LONDON (Reuters) - A common food bug that causes thousands of people to fall ill with diarrhoea and abdominal cramps is present in almost two-thirds of the chicken sold in Britain, the Food Standards Agency (FSA) said on Tuesday.
A survey found campylobacter, which is responsible for about 55,000 cases of illness in Britain every year, on 65 percent of samples of chicken tested, with salmonella present in 6 percent.
“The continuing low levels of salmonella are encouraging, but it is disappointing that the levels of campylobacter remain high,” said Andrew Wadge, FSA Director of Food Safety.
“It is obvious more needs to be done to get these levels down and we need to continue working with poultry producers and retailers to make this happen.”

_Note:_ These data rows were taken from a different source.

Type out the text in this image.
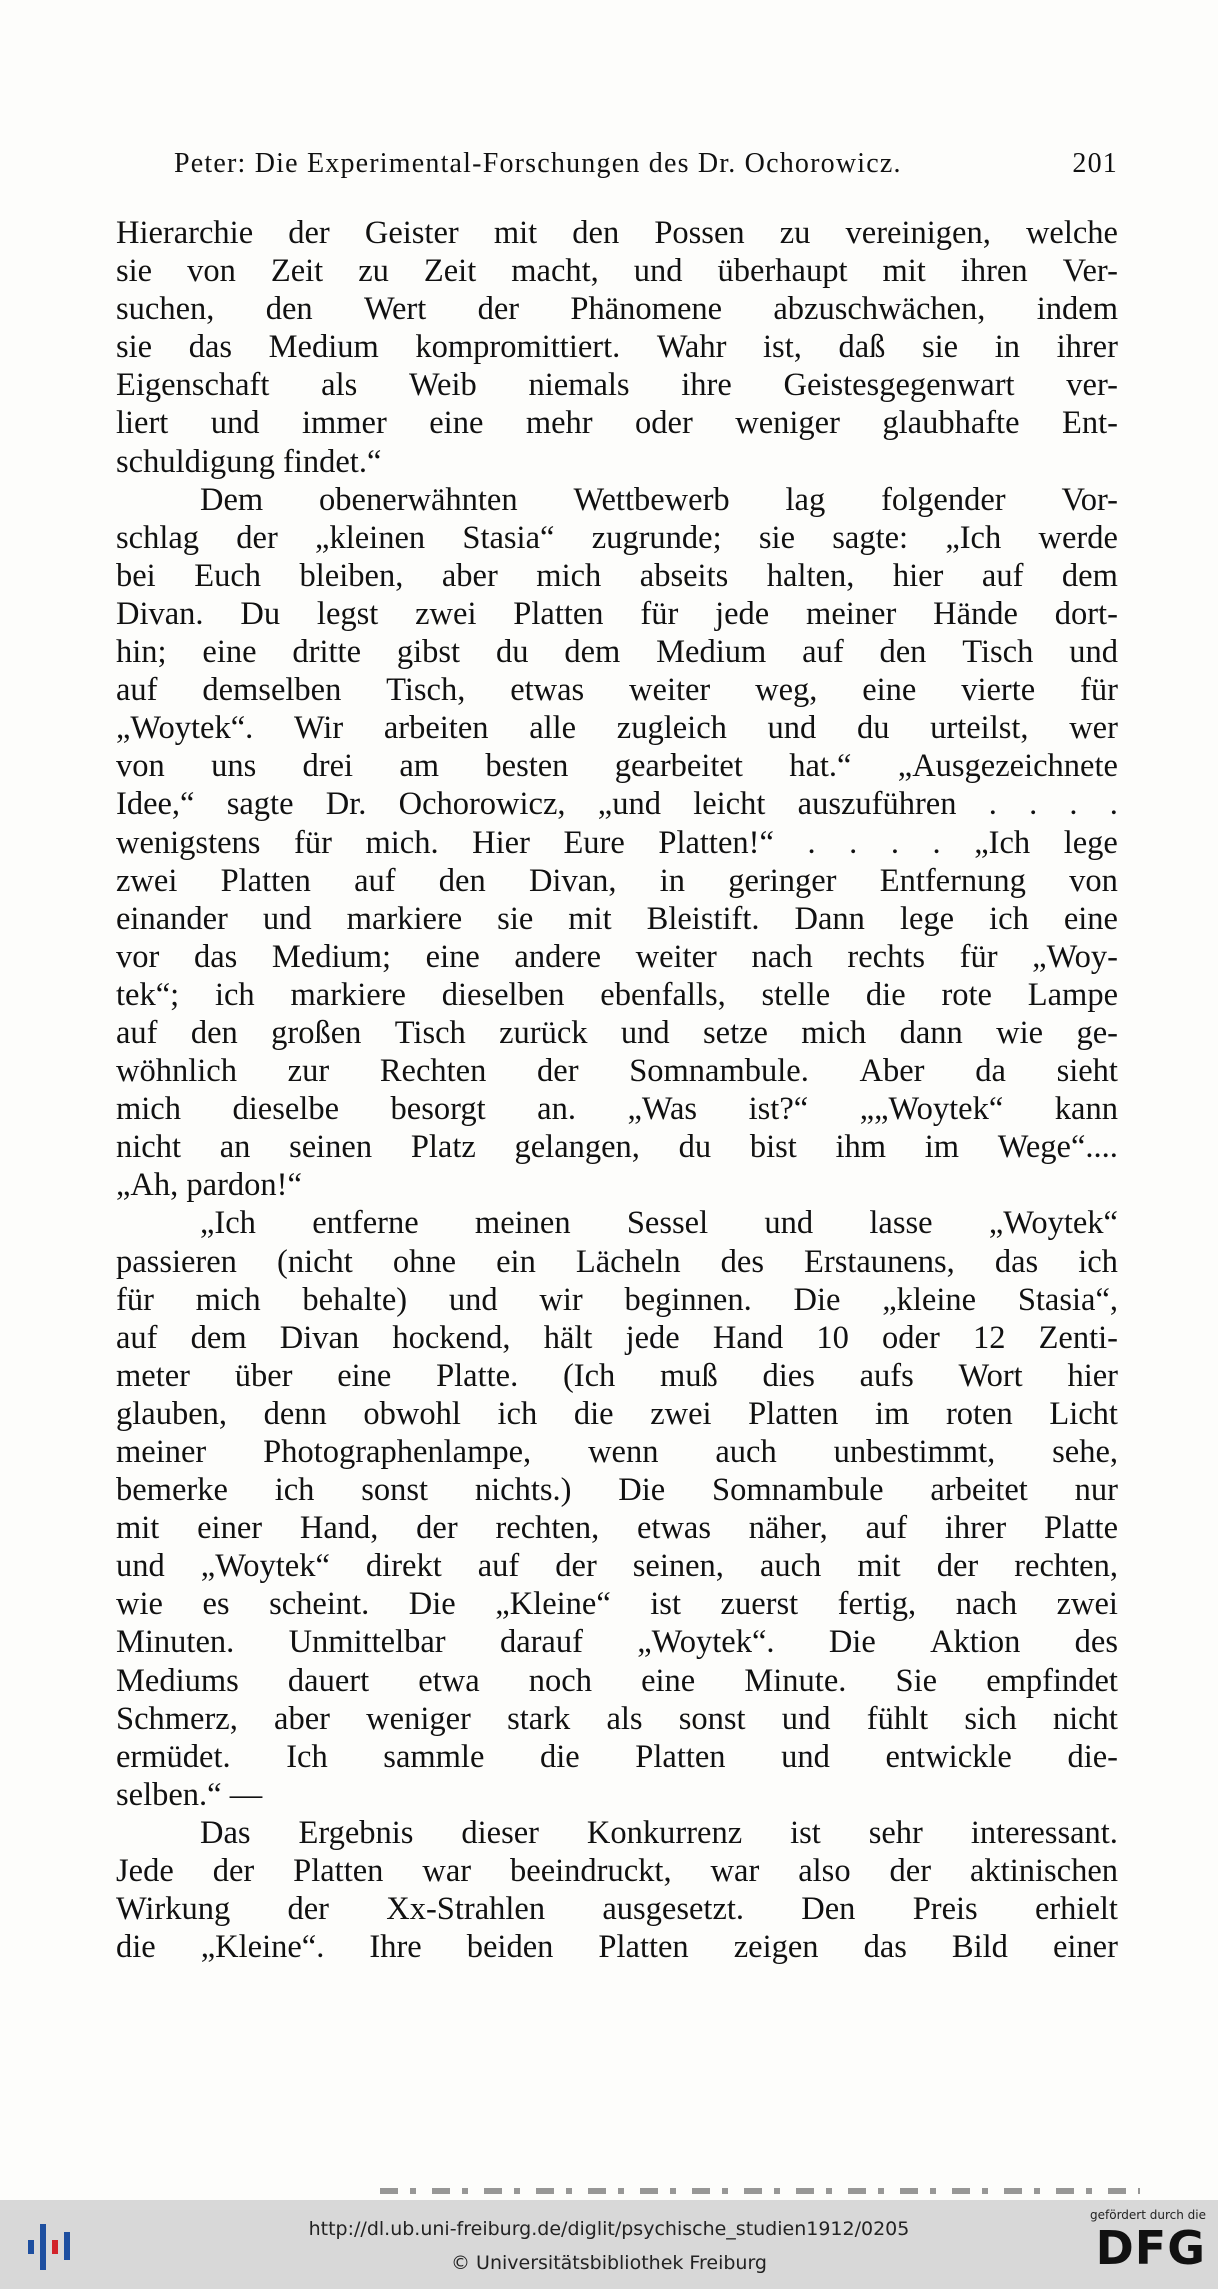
Peter: Die Experimental-Forschungen des Dr. Ochorowicz.	201
Hierarchie der Geister mit den Possen zu vereinigen, welche
sie von Zeit zu Zeit macht, und überhaupt mit ihren Ver-
suchen, den Wert der Phänomene abzuschwächen, indem
sie das Medium kompromittiert. Wahr ist, daß sie in ihrer
Eigenschaft als Weib niemals ihre Geistesgegenwart ver-
liert und immer eine mehr oder weniger glaubhafte Ent-
schuldigung findet.“
Dem obenerwähnten Wettbewerb lag folgender Vor-
schlag der „kleinen Stasia“ zugrunde; sie sagte: „Ich werde
bei Euch bleiben, aber mich abseits halten, hier auf dem
Divan. Du legst zwei Platten für jede meiner Hände dort-
hin; eine dritte gibst du dem Medium auf den Tisch und
auf demselben Tisch, etwas weiter weg, eine vierte für
„Woytek“. Wir arbeiten alle zugleich und du urteilst, wer
von uns drei am besten gearbeitet hat.“ „Ausgezeichnete
Idee,“ sagte Dr. Ochorowicz, „und leicht auszuführen . . . .
wenigstens für mich. Hier Eure Platten!“ . . . . „Ich lege
zwei Platten auf den Divan, in geringer Entfernung von
einander und markiere sie mit Bleistift. Dann lege ich eine
vor das Medium; eine andere weiter nach rechts für „Woy-
tek“; ich markiere dieselben ebenfalls, stelle die rote Lampe
auf den großen Tisch zurück und setze mich dann wie ge-
wöhnlich zur Rechten der Somnambule. Aber da sieht
mich dieselbe besorgt an. „Was ist?“ „„Woytek“ kann
nicht an seinen Platz gelangen, du bist ihm im Wege“....
„Ah, pardon!“
„Ich entferne meinen Sessel und lasse „Woytek“
passieren (nicht ohne ein Lächeln des Erstaunens, das ich
für mich behalte) und wir beginnen. Die „kleine Stasia“,
auf dem Divan hockend, hält jede Hand 10 oder 12 Zenti-
meter über eine Platte. (Ich muß dies aufs Wort hier
glauben, denn obwohl ich die zwei Platten im roten Licht
meiner Photographenlampe, wenn auch unbestimmt, sehe,
bemerke ich sonst nichts.) Die Somnambule arbeitet nur
mit einer Hand, der rechten, etwas näher, auf ihrer Platte
und „Woytek“ direkt auf der seinen, auch mit der rechten,
wie es scheint. Die „Kleine“ ist zuerst fertig, nach zwei
Minuten. Unmittelbar darauf „Woytek“. Die Aktion des
Mediums dauert etwa noch eine Minute. Sie empfindet
Schmerz, aber weniger stark als sonst und fühlt sich nicht
ermüdet. Ich sammle die Platten und entwickle die-
selben.“ —
Das Ergebnis dieser Konkurrenz ist sehr interessant.
Jede der Platten war beeindruckt, war also der aktinischen
Wirkung der Xx-Strahlen ausgesetzt. Den Preis erhielt
die „Kleine“. Ihre beiden Platten zeigen das Bild einer
http://dl.ub.uni-freiburg.de/diglit/psychische_studien1912/0205
© Universitätsbibliothek Freiburg
gefördert durch die
DFG
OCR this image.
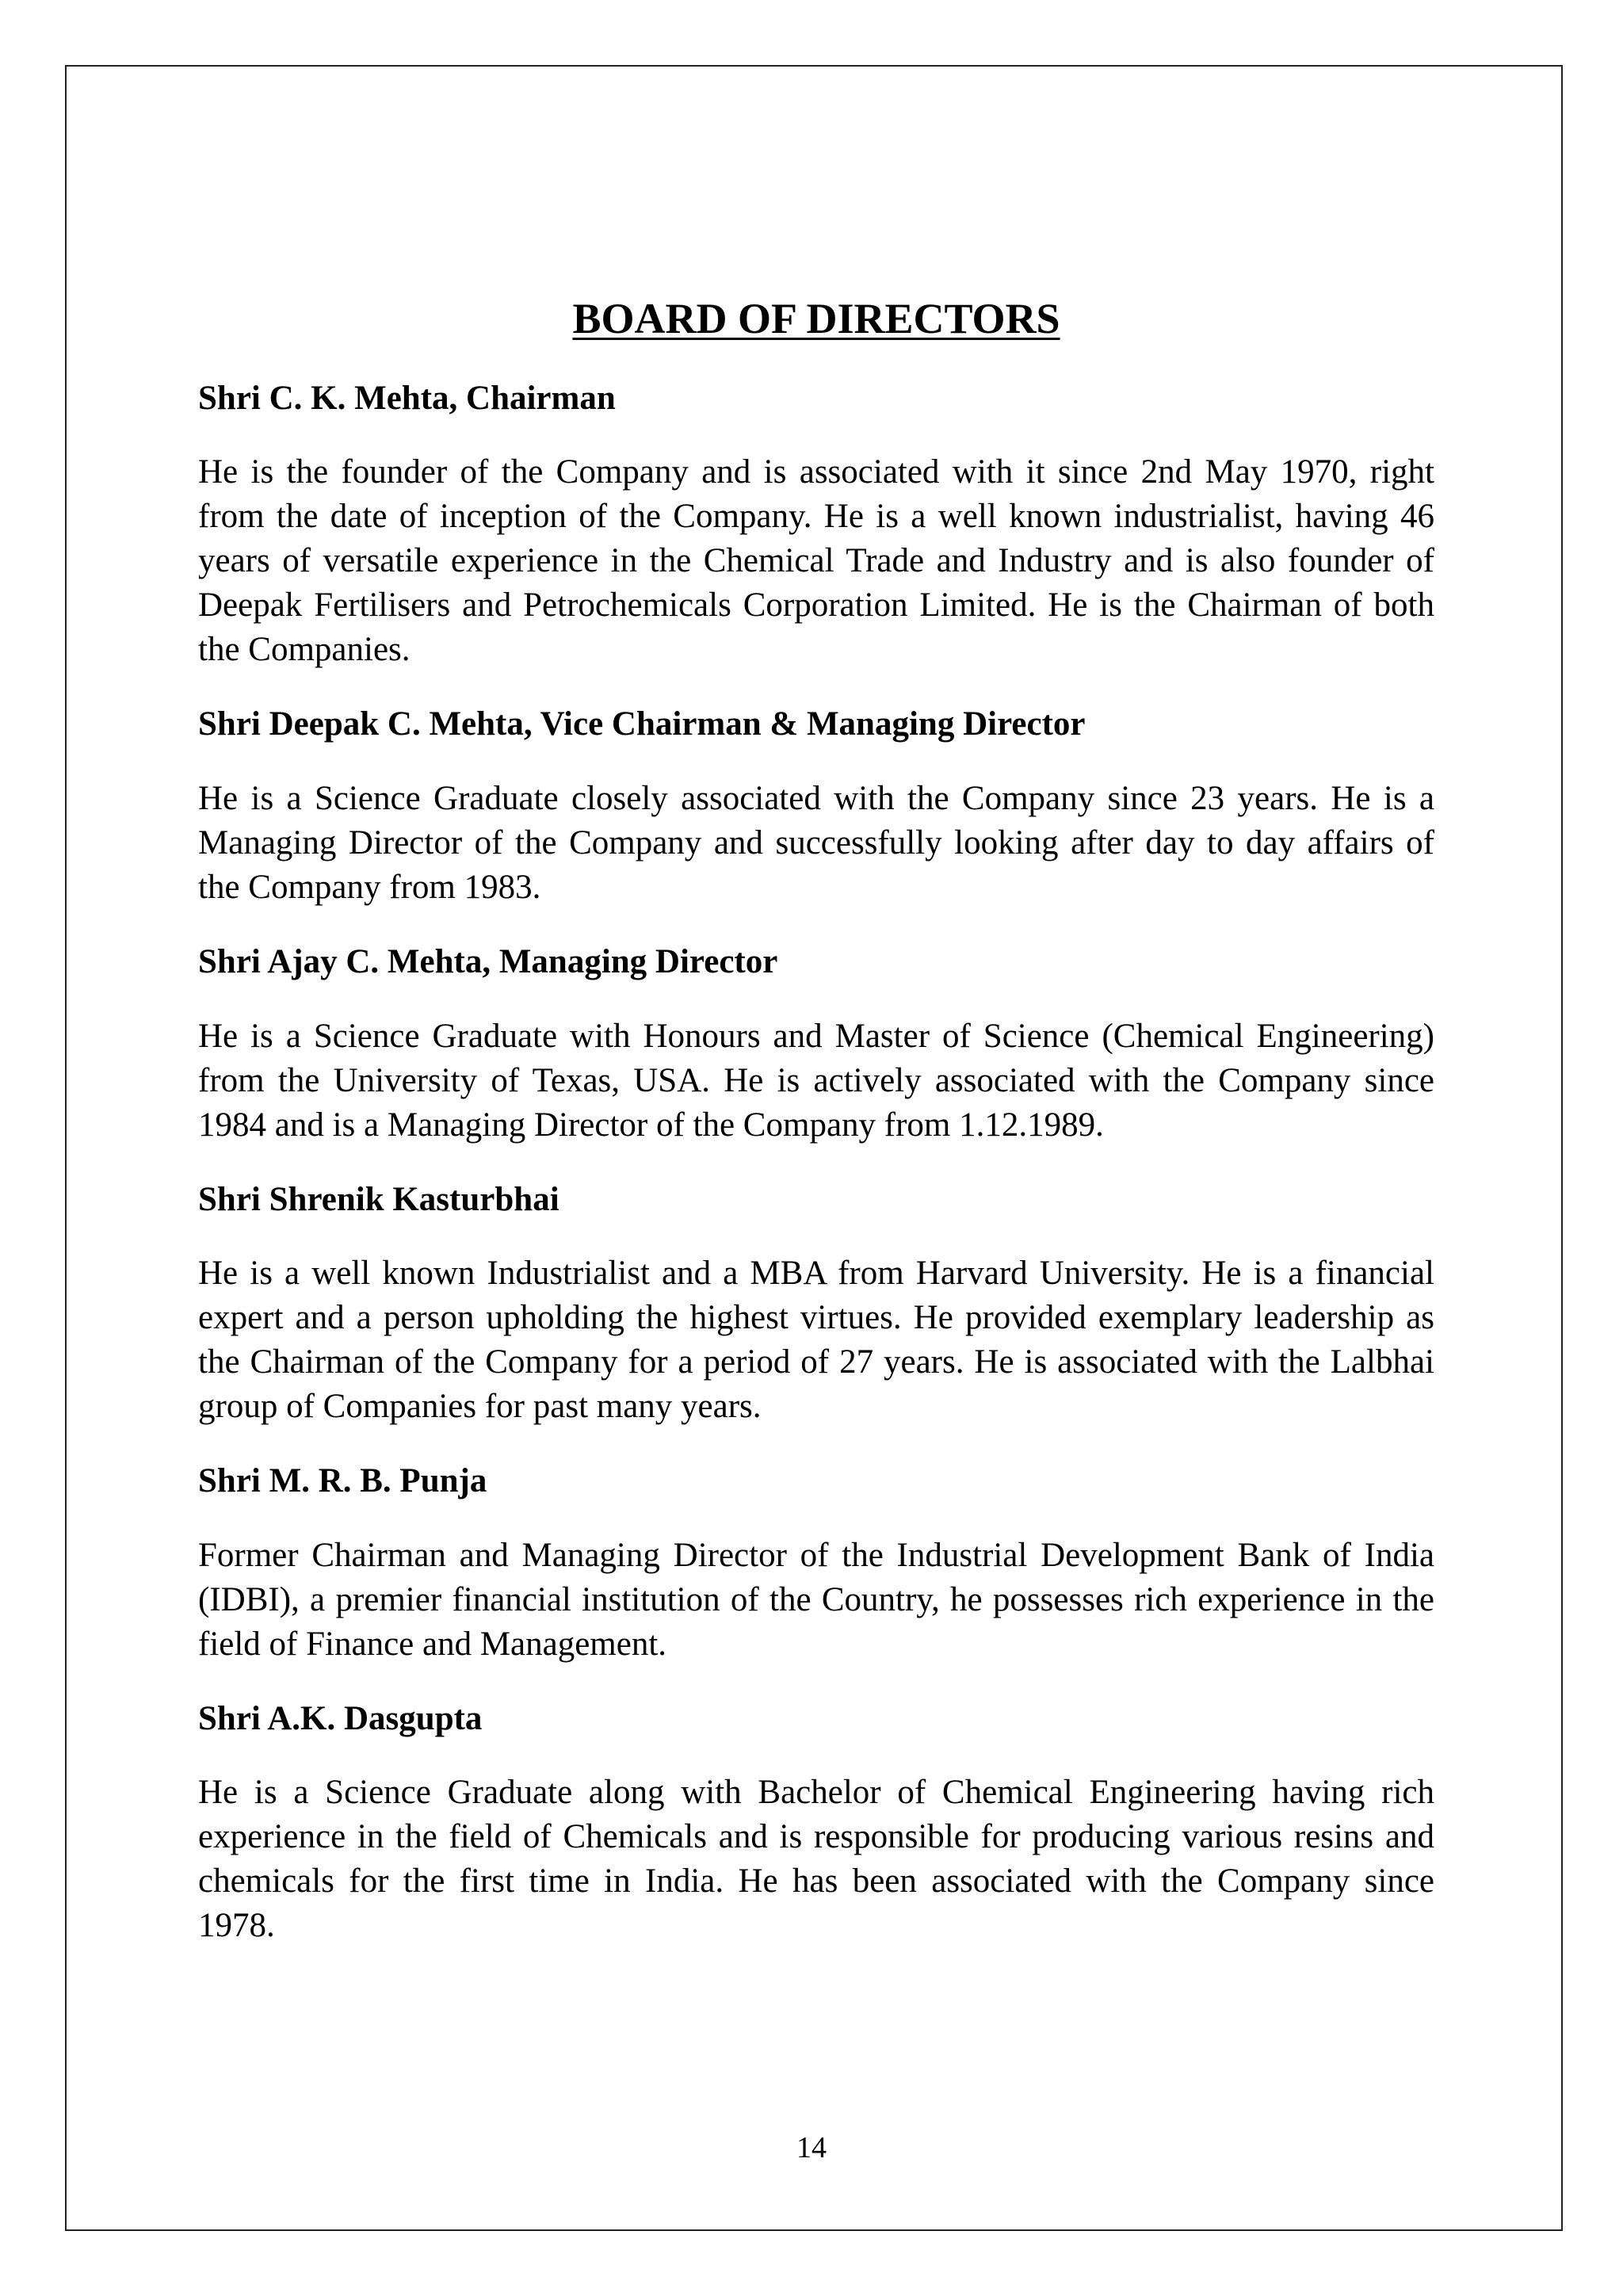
BOARD OF DIRECTORS
Shri C. K. Mehta, Chairman

He is the founder of the Company and is associated with it since 2nd May 1970, right from the date of inception of the Company. He is a well known industrialist, having 46 years of versatile experience in the Chemical Trade and Industry and is also founder of Deepak Fertilisers and Petrochemicals Corporation Limited. He is the Chairman of both the Companies.

Shri Deepak C. Mehta, Vice Chairman & Managing Director

He is a Science Graduate closely associated with the Company since 23 years. He is a Managing Director of the Company and successfully looking after day to day affairs of the Company from 1983.

Shri Ajay C. Mehta, Managing Director

He is a Science Graduate with Honours and Master of Science (Chemical Engineering) from the University of Texas, USA. He is actively associated with the Company since 1984 and is a Managing Director of the Company from 1.12.1989.

Shri Shrenik Kasturbhai

He is a well known Industrialist and a MBA from Harvard University. He is a financial expert and a person upholding the highest virtues. He provided exemplary leadership as the Chairman of the Company for a period of 27 years. He is associated with the Lalbhai group of Companies for past many years.

Shri M. R. B. Punja

Former Chairman and Managing Director of the Industrial Development Bank of India (IDBI), a premier financial institution of the Country, he possesses rich experience in the field of Finance and Management.

Shri A.K. Dasgupta

He is a Science Graduate along with Bachelor of Chemical Engineering having rich experience in the field of Chemicals and is responsible for producing various resins and chemicals for the first time in India. He has been associated with the Company since 1978.

14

The FSA said campylobacter, the most common bacterial cause of food poisoning in Britain, was found on meat, unpasteurised milk and untreated water, but there was evidence that chicken was the most common cause of illness.
However, it said cooking the meat thoroughly killed the bacteria and avoiding cross-contamination reduced the chances of the bug spreading.
The UK-wide survey of fresh chicken at retail outlets was carried out between May 2007 and September 2008. During the course of the survey, 3,274 samples were tested for the presence of campylobacter and salmonella.